And so begins the film's dramatic center. But in a two-hour movie about a guy's stutter, of course there are plenty of detours along the way, including looks at Lionel's failed acting career and sorta shady past, the politics fueling the royal family, and a looming war. Plus, there are loads of psychological problems at the root of George's stutter, which makes public speaking something he fears and avoids at all costs — not really convenient, considering his position.

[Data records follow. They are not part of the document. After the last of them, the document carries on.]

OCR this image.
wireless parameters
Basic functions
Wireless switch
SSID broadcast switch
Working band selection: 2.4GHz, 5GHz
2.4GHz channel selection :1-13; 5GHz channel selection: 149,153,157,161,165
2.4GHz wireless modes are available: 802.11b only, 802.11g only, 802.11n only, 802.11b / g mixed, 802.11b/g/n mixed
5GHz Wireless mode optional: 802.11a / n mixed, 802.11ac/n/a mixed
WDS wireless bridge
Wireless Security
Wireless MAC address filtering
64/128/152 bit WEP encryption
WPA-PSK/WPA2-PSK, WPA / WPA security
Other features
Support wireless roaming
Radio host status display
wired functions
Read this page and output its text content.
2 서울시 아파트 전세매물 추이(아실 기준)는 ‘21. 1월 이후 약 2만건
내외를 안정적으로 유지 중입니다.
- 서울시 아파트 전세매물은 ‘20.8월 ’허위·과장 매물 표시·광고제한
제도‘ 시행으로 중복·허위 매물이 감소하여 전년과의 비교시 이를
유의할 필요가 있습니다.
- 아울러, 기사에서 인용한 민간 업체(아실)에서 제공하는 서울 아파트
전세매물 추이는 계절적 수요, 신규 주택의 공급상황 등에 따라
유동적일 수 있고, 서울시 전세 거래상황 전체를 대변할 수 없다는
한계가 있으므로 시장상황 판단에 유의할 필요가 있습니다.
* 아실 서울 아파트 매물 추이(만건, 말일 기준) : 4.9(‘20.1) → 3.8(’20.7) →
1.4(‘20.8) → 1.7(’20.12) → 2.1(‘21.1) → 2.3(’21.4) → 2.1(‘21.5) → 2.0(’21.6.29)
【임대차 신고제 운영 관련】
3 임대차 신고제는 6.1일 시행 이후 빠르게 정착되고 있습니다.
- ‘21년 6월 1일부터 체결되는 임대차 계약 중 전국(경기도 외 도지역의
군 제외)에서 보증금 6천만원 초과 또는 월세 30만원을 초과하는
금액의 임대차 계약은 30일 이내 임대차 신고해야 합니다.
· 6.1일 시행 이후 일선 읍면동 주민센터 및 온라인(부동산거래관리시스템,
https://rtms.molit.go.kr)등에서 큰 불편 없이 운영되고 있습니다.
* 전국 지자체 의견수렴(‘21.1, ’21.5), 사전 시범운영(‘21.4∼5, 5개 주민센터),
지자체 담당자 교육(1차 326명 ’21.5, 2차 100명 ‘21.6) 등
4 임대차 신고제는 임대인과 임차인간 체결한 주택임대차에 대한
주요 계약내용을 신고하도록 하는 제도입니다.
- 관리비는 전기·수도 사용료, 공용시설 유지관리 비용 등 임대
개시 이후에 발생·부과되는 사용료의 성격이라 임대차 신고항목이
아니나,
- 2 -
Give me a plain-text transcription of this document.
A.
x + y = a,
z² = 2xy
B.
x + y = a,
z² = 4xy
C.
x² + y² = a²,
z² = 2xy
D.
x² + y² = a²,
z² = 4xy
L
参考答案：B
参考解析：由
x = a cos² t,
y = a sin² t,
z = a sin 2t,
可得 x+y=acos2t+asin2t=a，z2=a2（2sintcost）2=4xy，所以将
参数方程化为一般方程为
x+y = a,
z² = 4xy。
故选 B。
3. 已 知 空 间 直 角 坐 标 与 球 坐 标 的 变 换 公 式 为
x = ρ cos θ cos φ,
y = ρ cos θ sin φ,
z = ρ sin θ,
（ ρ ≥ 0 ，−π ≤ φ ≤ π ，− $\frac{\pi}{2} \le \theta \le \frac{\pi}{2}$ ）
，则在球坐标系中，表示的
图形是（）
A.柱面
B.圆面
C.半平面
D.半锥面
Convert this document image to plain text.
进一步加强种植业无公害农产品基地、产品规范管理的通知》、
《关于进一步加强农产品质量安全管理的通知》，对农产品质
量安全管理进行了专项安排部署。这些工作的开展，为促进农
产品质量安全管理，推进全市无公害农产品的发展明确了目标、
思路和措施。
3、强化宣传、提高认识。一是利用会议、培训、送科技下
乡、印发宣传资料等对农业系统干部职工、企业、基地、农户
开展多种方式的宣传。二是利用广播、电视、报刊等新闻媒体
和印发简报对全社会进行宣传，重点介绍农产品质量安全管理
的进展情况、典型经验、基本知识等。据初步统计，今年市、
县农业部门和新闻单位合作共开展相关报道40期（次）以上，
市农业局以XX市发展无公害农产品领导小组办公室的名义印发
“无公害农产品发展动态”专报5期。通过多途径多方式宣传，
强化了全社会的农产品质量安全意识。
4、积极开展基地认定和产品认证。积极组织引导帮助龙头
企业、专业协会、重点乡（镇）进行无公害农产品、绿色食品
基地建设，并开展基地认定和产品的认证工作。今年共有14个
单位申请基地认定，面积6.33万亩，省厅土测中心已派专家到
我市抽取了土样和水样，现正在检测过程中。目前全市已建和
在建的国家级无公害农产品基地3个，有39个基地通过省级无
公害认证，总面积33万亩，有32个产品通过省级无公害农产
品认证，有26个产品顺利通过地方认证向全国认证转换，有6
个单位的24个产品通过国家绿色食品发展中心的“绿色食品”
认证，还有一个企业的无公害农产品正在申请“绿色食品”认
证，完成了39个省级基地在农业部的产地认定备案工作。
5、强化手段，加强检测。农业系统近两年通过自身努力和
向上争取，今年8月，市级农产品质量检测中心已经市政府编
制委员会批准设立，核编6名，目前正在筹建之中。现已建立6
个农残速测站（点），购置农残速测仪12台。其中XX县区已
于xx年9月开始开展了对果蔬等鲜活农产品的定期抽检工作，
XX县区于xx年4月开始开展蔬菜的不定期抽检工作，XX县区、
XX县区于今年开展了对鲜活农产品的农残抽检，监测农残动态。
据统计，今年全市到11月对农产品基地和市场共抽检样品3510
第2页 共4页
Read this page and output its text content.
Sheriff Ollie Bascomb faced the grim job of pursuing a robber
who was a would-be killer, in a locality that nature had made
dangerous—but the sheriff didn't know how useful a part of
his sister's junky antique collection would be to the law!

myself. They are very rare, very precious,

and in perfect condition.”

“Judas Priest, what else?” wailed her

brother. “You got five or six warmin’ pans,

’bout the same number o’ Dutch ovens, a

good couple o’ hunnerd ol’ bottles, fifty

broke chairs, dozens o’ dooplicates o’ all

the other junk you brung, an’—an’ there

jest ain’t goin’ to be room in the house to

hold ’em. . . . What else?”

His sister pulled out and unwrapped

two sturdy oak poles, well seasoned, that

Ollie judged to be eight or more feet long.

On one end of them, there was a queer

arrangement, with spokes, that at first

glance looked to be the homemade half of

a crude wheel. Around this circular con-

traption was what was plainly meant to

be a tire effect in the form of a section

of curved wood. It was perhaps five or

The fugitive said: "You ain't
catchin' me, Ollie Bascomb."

In some ways, The King's Speech is about the struggle between two stubborn men. Lionel will see George only in his office; George insists on being addressed as Your Royal Highness. They spar furiously at their first meeting. But you just know their relationship will turn all warm and fuzzy on the way to George's recovery (indeed, the two remained lifelong friends).

David Seidler's screenplay contains more humor than most period pieces ("Timing isn't my strong suit," George tells Lionel after he asks George to tell him a joke). And director Tom Hooper takes off some of the glassy-eyed haze usually found in this type of movie.

But it's Firth who carries the film with his best-ever performance. He brings vulnerability to both his acting and his character, as he slowly overcomes his stammer to get to the climactic moment of the movie's title. (In a nutshell, George's dickhead brother relinquishes the crown to his younger sibling, who then must address his country regarding its declaration of war on Germany.) It's a performance of royal highness. And it's a performance that makes a royal subject very real.